As part of a strategic change process, Oxfam decided in 2020 to phase out from a number of countries. One of those is in Afghanistan. In recent months, programs have been terminated and ongoing programs are being transferred to other organizations.

How we worked in Afghanistan

Oxfam first provided support in Afghanistan in 1961 and has been directly providing humanitarian and development assistance in the country since 1991, including during the Taliban rule. We worked in Kabul and other seven provinces of the country (Balkh, Daikundi, Herat, Kandahar, Kunduz, Nangarhar and Takhar).

Through our local partners, we provided assistance to families and communities affected by natural and man-made disasters. We worked with poor communities to help them pull themselves out of poverty and improve their lives. We promoted the rights of women and youth to become agents of change and fight for their rights.

In a critical but constructive way, we worked with government institutions to build capacity and influence policies that help address structural poverty and inequality. To create lasting change, together with our partners, we also spoke out on behalf of marginalized groups at the highest levels in both Afghanistan and among the international community.

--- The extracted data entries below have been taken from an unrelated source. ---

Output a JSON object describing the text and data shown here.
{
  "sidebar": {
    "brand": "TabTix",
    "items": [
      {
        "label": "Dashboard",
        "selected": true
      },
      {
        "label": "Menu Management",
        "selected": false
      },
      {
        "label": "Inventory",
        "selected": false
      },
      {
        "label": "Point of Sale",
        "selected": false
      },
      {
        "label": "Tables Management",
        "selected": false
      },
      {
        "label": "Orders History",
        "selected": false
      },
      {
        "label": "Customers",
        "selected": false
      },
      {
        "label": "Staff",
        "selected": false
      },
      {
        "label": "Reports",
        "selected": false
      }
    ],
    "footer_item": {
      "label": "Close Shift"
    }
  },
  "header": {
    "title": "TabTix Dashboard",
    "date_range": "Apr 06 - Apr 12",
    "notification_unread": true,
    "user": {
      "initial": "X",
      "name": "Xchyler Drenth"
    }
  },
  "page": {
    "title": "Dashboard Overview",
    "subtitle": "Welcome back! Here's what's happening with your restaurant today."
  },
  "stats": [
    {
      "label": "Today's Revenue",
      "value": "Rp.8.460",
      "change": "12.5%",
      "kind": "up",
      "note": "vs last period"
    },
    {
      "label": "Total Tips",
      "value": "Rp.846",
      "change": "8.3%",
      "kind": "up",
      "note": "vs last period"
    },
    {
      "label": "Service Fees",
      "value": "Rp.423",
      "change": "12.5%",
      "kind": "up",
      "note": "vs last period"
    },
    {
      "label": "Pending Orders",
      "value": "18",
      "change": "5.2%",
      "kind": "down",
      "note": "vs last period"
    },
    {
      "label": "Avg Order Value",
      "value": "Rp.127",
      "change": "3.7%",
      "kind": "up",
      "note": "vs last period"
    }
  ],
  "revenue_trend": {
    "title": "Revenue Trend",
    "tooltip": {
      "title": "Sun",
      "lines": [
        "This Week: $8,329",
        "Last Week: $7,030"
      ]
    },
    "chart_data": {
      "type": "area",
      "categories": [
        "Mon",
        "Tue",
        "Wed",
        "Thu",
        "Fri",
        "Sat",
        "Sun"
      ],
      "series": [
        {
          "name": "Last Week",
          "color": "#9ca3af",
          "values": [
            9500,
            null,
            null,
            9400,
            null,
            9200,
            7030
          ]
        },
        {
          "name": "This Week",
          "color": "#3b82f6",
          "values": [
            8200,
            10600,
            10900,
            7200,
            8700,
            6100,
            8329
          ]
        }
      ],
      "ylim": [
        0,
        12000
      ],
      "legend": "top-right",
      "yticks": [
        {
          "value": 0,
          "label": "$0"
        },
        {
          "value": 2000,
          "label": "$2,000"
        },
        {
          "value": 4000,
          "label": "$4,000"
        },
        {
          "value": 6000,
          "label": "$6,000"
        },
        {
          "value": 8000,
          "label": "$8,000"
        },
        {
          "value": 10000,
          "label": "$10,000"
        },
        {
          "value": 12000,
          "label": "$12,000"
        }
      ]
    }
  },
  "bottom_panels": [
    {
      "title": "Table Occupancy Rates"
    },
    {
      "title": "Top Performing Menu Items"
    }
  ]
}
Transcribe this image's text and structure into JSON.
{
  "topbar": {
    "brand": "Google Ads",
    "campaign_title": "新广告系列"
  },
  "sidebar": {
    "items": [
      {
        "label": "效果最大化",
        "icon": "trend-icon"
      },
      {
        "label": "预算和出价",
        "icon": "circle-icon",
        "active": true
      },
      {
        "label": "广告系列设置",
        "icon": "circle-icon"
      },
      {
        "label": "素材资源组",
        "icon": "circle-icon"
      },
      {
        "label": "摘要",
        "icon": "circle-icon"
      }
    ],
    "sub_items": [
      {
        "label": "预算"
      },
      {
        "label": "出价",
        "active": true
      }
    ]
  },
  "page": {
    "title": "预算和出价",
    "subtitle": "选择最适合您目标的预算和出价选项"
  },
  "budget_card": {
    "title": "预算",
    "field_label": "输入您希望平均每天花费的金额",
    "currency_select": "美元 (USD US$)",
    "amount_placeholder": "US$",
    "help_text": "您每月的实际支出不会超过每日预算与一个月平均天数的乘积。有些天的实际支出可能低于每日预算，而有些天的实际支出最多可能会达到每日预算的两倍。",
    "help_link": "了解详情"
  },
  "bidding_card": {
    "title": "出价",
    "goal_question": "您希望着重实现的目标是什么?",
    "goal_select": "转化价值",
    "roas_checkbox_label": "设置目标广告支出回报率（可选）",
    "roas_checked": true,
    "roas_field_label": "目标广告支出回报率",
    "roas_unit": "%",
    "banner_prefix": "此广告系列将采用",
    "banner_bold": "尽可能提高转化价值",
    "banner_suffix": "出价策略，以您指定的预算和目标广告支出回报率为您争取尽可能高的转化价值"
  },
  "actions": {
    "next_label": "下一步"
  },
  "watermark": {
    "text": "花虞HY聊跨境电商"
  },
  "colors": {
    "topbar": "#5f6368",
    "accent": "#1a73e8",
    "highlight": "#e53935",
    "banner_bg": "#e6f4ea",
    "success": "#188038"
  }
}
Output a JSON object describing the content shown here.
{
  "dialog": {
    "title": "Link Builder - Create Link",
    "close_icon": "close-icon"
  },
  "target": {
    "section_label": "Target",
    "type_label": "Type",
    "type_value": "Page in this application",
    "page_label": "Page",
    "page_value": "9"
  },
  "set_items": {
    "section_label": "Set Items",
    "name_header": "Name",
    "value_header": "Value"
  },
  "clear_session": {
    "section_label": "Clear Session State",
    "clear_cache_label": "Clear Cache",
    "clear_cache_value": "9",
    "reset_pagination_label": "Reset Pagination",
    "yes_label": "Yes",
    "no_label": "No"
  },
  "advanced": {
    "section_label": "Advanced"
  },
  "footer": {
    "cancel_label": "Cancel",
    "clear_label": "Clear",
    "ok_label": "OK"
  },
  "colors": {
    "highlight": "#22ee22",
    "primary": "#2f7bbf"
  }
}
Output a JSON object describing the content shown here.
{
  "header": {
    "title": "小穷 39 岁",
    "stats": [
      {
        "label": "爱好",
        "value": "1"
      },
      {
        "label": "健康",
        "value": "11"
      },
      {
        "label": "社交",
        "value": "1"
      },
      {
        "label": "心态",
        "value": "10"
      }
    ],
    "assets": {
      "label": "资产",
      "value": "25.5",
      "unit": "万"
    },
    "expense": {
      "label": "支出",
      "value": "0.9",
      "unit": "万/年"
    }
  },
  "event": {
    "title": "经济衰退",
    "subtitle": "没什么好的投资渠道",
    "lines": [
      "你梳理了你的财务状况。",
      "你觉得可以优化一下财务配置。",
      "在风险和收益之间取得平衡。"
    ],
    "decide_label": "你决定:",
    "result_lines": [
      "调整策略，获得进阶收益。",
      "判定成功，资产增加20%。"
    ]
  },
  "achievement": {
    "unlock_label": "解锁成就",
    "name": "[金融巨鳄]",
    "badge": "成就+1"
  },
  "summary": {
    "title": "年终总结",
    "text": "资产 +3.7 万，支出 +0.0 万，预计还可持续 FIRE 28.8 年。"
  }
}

    We worked together with our partners in four thematic areas:

    • Economic justice: we especially worked with marginalized groups such as small farmers and women headed households to improve their lives by building sustainable livelihoods, increasing their access to markets, and building resilience to climate change. We promoted fair and equal access to natural resources as a way to address some of the root causes of conflict.
    • Gender Justice: we promoted the rights of youth and women to enable them to have a voice, participate in decision making processes and constructively worked with the government to improve and promote policies that foster inclusive security, peace building and justice.
    • Governance: we promoted and strengthened the constructive engagement of civil society with the district, provincial and national levels of government to improve and support the delivery of essential services in line with people’s needs and with an overarching goal to address some of the key drivers of conflict.
    • Humanitarian: Afghanistan is highly vulnerable to natural and man-made disasters including drought, floods, and conflict. We worked with Afghans affected and returnees to rebuild their lives and become more resilient to shocks. We provided aid through programs focused on Water, Sanitation, and Hygiene (WASH), Disaster Risk Reduction (DRR), protection, food security, cash assistance, and broader livelihood support.